Последние часы в Комитете все ждали начала штурма здания. И уничтожали секретные документы, оперативные и агентурные дела, которые не должны были достаться штурмующим. Во-первых, во все заварухи перво-наперво громят архивы тайной полиции. Объясняется это просто — эти документы дают власть над людьми. Во вторых, толпа внизу напичкана агентами западных спецслужб, ну а самое главное — из заводил бунта, как правило, многие все годы исправно стучали на своих товарищей по борьбе и были заинтересованы скрыть следы этого. Кому, как не гэбэшникам, знать, как нынешние столпы демократии, властители дум, деятели культуры, которых позже назовут совестью нации, истово «барабанили» на своих коллег, лили такую грязь, что даже операм КГБ приходилось урезонивать их прыть.
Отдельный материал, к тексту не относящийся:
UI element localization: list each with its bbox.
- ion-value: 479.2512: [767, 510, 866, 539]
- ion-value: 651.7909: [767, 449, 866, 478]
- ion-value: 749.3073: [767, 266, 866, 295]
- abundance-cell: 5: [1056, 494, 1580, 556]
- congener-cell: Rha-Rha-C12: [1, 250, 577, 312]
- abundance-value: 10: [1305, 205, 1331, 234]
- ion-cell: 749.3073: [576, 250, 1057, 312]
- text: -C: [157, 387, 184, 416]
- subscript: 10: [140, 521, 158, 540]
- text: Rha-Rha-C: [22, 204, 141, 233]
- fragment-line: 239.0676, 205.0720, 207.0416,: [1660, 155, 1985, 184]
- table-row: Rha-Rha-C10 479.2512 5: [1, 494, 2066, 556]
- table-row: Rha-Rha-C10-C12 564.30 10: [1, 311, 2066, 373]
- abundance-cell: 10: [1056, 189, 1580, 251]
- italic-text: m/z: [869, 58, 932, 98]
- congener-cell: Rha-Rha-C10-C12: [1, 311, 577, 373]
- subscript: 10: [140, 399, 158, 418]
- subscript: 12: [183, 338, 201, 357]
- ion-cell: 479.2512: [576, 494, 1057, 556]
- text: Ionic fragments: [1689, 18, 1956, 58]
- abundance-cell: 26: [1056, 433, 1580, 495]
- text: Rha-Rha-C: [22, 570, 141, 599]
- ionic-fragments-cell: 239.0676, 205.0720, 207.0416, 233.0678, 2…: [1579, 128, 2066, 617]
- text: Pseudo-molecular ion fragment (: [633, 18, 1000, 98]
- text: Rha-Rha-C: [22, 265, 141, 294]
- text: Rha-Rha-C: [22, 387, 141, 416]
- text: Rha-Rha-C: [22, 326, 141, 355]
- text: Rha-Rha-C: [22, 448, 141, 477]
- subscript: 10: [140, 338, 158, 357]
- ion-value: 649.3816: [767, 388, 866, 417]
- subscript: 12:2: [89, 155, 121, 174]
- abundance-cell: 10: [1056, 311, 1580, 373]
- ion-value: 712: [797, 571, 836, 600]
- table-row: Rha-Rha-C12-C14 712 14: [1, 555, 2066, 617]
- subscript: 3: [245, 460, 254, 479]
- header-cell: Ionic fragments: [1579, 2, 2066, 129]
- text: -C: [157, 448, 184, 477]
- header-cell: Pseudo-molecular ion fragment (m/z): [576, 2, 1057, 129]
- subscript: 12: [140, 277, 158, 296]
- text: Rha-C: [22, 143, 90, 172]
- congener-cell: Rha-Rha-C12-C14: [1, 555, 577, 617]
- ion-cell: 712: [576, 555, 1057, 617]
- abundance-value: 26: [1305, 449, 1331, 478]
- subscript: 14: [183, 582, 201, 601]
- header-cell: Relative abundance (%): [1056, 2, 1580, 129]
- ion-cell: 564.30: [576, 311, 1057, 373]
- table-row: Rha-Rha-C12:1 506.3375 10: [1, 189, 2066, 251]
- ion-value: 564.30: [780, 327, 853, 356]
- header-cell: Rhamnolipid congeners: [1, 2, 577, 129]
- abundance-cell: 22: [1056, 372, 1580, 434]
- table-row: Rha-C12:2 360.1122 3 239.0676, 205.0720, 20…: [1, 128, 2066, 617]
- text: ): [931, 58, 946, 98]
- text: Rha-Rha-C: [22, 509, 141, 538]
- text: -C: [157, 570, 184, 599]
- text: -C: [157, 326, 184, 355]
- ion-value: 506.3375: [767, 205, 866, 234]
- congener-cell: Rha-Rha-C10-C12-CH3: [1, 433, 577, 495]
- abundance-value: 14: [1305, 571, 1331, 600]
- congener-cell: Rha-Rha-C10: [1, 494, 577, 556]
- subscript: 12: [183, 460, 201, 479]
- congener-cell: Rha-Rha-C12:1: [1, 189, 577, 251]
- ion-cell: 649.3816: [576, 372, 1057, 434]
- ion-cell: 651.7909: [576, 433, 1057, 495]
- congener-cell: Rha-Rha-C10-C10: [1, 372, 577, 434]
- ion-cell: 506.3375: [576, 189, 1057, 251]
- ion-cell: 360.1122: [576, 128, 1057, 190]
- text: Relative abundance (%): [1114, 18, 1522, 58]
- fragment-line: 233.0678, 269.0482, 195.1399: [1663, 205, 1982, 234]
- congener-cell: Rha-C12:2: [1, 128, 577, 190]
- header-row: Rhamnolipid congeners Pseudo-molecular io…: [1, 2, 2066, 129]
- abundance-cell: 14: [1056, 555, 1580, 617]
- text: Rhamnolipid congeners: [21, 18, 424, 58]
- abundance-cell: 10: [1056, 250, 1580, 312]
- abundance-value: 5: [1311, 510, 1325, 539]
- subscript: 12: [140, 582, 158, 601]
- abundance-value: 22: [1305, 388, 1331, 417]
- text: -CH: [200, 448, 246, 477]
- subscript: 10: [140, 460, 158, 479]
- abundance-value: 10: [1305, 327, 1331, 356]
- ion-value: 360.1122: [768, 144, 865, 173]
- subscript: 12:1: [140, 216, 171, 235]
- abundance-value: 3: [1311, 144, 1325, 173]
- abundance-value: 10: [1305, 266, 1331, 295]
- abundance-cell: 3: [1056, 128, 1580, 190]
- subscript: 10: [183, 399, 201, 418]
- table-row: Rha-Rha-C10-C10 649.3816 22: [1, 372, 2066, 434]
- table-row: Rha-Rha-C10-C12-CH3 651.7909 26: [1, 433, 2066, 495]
В КГБ СССР действовали по варианту — враг в городе. Оперативники уничтожали документы. Результаты многолетнего труда рассыпались в машинах для уничтожения бумаг. Вскоре бумагоуничтожители перегорели, не в силах справиться с документами, тогда бумаги просто рвали и спускали в унитазы. На многих этажах унитазы полопались, засорились трубы, и бумаги просто жгли. В КГБ не привыкли сдавать своих людей врагам.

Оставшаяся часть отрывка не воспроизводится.